For one, he points out that Hillsborough County Circuit Judge Scott Stephens found in favor of Drs. Gari and Friedman in November 2019, when Surgery Partners filed for an injunction to keep the poached doctors from practicing. In his opinion, Stephens wrote, "Plaintiff does not have evidence that the doctors solicited patients of the plaintiff."
The judge also describes the doctors' connection to PPOA-owned sites within the 15-mile radius as "incidental." He writes, "It is true that they became employed by an entity that has other locations within 15 miles of the plaintiff's locations, but only tortured reading of the employment agreements would prohibit that."
Schifino also takes issue with the notion that PPOA stole patients from Surgery Partners.
"When did patients become chattel of an entity?" he says. "They don't belong to Surgery Partners. These patients are free to choose what doctors they choose. The plaintiff was trying to prevent our doctors from treating patients, approximately 600 of them that had been formerly treated by Surgery Partners."
Many of those patients, Schifino says, had been seeing the same doctor for a decade or more.
"If Surgery Partners had achieved its intended result," he says, "we would have had to call up 600 patients and say, 'You have to leave.' That would have been an unacceptable result for our clients."
There's a clear lesson to be gleaned from this murky legal case: sometimes the best way to mitigate long-term risk is to avoid it altogether, even it means taking a short-term, one-time hit, financially.
"While we believed that the trial court and the appellate court would have denied the plaintiff's request to [jettison the 600 patients]," Schifino says. "We weren't willing to take any risk that that could happen."

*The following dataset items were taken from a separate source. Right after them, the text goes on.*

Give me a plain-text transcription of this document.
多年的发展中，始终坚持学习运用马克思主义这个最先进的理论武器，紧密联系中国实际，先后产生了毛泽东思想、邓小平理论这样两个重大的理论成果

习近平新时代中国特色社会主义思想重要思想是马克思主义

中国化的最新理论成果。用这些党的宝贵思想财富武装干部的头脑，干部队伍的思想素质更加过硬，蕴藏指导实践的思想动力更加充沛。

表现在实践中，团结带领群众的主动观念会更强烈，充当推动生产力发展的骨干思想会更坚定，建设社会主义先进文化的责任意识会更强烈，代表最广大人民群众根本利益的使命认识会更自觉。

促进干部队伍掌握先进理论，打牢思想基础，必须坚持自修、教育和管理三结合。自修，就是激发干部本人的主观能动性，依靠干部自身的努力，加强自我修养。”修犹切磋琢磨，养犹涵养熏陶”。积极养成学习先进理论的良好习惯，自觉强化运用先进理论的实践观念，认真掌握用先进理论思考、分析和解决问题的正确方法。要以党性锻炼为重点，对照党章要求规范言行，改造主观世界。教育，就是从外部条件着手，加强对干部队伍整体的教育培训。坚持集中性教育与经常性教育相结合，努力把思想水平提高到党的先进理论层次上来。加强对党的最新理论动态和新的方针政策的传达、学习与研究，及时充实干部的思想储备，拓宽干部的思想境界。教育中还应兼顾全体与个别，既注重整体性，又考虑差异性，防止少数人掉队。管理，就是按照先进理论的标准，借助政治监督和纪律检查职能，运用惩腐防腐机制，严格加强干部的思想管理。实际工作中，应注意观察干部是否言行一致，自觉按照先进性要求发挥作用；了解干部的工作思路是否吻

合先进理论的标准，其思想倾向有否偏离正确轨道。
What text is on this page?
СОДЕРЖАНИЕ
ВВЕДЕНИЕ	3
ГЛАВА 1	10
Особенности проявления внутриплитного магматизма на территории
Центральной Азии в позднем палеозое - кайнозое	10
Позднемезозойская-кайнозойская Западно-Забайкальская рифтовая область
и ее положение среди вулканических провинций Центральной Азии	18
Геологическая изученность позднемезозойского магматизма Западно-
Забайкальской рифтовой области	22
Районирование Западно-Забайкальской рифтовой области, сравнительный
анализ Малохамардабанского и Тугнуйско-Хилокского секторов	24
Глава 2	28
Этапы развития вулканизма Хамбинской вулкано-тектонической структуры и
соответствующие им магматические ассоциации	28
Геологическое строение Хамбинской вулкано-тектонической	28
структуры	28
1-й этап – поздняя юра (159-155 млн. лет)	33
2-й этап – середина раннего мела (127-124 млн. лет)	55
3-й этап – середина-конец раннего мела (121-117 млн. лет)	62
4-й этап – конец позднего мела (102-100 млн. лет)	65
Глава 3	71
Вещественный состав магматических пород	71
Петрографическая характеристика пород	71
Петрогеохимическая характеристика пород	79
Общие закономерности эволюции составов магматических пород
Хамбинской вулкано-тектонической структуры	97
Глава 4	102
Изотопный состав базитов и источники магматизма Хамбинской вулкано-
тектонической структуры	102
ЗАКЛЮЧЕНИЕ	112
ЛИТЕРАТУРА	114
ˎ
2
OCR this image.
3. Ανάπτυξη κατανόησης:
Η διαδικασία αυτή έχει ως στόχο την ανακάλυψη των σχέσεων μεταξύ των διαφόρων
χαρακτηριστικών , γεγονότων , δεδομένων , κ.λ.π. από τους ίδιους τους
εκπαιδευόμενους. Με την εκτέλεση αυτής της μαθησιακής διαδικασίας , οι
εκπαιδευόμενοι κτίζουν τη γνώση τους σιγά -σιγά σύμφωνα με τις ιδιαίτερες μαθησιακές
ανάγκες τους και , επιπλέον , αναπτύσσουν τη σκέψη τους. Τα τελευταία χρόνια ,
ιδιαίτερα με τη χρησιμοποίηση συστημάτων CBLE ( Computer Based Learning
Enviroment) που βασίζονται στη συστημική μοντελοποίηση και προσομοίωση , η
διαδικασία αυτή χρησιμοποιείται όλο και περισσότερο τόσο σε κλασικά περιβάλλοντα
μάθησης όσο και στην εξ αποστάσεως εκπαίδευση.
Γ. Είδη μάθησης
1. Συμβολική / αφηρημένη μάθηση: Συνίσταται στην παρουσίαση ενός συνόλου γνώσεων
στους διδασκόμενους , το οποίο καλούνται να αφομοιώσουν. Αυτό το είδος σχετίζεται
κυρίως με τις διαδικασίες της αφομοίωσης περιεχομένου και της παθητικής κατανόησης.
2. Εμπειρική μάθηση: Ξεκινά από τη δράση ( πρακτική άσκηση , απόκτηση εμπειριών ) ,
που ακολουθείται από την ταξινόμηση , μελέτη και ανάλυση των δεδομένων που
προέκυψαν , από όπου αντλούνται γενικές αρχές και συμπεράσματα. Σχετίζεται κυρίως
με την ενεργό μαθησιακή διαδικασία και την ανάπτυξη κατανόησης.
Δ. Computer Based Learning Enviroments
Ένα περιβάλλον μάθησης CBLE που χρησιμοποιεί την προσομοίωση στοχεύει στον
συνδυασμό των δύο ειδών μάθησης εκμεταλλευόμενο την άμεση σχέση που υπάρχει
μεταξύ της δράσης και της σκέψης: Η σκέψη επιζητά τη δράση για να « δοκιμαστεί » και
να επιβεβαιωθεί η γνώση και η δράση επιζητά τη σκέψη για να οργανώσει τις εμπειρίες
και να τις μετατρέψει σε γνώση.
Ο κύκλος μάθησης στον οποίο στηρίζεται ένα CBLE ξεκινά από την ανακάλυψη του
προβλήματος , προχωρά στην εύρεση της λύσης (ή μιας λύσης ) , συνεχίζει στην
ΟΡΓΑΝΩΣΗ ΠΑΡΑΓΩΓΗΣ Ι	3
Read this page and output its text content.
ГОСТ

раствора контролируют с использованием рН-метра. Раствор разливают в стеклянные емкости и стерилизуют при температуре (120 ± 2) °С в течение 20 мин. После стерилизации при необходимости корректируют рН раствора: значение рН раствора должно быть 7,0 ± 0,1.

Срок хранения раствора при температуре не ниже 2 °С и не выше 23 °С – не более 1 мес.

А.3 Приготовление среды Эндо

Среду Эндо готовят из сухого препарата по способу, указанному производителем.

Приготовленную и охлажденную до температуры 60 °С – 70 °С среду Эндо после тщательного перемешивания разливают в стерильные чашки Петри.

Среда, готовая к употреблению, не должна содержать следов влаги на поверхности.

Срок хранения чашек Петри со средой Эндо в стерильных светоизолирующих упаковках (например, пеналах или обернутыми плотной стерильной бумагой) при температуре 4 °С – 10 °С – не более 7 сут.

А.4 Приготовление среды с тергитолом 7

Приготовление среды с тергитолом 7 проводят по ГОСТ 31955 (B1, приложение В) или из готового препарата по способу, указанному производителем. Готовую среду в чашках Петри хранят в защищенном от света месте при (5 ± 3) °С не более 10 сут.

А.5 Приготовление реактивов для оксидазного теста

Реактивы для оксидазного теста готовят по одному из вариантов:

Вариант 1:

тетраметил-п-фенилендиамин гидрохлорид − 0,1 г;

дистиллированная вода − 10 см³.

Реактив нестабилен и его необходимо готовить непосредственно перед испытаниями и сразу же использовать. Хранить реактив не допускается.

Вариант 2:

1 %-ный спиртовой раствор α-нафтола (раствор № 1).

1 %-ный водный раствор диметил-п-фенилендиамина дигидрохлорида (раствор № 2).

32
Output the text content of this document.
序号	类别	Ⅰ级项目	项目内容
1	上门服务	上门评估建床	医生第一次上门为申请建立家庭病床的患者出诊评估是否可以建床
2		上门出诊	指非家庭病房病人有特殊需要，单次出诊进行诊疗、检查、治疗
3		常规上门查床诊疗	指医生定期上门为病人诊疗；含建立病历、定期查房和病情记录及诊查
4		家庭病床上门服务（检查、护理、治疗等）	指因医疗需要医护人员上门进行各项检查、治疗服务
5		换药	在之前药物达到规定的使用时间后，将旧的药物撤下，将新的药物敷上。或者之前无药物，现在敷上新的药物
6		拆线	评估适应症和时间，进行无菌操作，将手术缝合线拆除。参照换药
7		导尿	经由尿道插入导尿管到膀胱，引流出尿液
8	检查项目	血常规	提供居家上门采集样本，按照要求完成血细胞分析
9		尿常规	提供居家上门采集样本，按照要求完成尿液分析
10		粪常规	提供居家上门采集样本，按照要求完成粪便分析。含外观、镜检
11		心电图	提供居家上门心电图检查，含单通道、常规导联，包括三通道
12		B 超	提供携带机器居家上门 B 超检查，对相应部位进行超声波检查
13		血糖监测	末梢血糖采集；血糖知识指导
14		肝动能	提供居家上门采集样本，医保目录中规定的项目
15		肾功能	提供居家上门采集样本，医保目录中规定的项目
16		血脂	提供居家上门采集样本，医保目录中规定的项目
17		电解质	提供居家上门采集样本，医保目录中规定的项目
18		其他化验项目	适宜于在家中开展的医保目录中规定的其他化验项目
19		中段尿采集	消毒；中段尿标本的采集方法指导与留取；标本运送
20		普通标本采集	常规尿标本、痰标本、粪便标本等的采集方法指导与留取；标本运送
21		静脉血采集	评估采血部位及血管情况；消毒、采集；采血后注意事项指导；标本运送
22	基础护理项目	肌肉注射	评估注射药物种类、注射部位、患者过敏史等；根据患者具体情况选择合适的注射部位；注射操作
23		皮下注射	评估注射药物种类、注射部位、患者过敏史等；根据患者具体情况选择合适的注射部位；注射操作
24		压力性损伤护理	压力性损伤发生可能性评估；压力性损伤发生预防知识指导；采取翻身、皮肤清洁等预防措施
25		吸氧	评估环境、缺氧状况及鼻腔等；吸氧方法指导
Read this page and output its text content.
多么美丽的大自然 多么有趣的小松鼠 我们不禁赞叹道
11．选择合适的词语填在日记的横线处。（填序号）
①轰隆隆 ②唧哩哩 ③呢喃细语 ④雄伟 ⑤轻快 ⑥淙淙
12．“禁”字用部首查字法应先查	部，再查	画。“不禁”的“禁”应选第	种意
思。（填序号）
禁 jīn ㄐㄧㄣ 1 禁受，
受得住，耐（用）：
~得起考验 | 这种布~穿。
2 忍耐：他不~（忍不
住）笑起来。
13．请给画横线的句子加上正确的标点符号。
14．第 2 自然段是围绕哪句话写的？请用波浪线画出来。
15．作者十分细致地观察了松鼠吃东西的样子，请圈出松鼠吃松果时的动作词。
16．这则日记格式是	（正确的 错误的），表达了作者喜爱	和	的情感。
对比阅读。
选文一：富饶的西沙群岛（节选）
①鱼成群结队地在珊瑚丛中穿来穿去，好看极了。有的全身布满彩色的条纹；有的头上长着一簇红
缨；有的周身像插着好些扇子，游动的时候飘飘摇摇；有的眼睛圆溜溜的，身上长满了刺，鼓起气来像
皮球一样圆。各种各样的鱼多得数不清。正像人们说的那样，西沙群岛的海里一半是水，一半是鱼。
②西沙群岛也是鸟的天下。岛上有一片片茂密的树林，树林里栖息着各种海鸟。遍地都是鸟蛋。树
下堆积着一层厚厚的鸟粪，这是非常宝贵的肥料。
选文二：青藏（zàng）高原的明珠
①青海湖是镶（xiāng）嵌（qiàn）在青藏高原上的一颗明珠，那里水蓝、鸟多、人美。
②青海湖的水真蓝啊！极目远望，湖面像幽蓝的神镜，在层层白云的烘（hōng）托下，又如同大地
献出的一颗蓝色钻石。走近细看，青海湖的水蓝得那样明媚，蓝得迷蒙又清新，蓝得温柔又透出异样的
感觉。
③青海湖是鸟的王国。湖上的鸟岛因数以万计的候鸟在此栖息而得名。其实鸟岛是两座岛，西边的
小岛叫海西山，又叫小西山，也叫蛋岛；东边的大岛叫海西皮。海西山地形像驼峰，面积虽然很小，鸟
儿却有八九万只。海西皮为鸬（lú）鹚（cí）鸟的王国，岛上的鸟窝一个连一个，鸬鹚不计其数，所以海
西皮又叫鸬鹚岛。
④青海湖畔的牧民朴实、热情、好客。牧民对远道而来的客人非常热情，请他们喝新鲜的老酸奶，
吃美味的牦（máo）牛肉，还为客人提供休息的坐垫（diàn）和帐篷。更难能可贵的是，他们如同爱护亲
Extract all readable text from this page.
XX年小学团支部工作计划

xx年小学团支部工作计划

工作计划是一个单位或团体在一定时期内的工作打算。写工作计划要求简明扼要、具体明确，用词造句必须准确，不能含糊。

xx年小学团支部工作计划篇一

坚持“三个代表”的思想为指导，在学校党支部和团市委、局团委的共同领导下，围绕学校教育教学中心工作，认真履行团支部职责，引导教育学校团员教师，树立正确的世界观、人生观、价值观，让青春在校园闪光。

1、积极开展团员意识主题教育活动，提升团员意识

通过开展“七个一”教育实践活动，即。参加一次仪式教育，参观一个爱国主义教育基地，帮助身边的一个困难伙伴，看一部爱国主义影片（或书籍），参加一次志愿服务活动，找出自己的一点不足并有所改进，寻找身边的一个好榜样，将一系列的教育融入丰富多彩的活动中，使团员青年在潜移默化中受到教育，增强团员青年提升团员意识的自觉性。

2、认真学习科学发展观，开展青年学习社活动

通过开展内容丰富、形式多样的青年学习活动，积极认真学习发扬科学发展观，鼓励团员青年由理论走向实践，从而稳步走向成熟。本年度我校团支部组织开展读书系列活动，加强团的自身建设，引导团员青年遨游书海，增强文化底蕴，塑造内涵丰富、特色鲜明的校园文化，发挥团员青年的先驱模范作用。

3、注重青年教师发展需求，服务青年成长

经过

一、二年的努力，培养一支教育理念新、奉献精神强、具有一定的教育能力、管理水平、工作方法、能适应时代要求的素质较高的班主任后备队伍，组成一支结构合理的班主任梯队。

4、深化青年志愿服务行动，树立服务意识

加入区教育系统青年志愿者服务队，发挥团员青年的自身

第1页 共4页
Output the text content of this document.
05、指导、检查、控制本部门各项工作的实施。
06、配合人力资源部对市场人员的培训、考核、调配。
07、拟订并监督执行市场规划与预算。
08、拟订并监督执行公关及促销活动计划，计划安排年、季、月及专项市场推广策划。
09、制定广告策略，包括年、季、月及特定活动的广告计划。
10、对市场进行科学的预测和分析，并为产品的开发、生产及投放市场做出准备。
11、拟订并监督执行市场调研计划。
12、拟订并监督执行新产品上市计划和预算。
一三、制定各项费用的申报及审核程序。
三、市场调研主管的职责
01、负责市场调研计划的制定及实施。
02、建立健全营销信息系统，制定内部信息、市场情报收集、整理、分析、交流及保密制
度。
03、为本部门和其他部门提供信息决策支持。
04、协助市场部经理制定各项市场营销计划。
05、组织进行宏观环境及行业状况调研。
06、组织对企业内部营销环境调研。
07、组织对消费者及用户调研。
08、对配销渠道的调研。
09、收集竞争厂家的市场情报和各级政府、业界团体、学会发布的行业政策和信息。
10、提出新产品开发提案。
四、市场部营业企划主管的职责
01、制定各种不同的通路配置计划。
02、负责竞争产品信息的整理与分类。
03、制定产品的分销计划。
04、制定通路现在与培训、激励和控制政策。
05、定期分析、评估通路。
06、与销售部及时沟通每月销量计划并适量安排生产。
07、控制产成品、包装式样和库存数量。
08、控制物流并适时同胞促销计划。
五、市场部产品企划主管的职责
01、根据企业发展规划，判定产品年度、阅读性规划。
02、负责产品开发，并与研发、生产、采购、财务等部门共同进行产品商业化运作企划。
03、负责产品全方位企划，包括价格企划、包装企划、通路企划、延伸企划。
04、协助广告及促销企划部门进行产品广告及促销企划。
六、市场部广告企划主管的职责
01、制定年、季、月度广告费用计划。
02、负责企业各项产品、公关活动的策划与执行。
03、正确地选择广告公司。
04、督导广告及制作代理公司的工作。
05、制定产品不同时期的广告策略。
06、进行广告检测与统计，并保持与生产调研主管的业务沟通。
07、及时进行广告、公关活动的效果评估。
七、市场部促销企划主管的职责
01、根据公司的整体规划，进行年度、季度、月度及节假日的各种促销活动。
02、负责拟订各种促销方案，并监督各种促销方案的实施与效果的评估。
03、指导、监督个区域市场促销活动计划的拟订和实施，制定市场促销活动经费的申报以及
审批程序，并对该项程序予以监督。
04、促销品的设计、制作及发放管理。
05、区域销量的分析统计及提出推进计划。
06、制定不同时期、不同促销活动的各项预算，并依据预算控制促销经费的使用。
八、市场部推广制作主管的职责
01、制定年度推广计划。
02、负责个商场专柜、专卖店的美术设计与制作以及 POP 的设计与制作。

Disputes over noncompete agreements, whether in health care or any other field, can become contentious. But Rosenthal says it’s important to remember it’s just business.
“This is not personal,” he says. “It’s not about animus. This is one company enforcing its contractual rights and seeking to protect its customers, its patients … they’re not going to embark on a very expensive, aggravating, time-consuming proposition like this because they’re angry with an individual.”
In the end, PPOA hired the doctors it coveted, though it cost the company a pretty penny, to say the least. But Rosenthal says the alternative could’ve been far worse if the case went to trial: a judge might have enjoined the doctors from working at PPOA and awarded punitive damages in excess of the $3.3 million in the settlement.
“We were going to ask for punitive damages,” he says. “But it didn’t get that far. They cut their losses and ended it to move on and not lose their doctors. And those doctors had been big producers [for Surgery Partners]. If they had been enjoined from working for [PPOA] for a period of time, [PPOA] stood to lose a lot more.”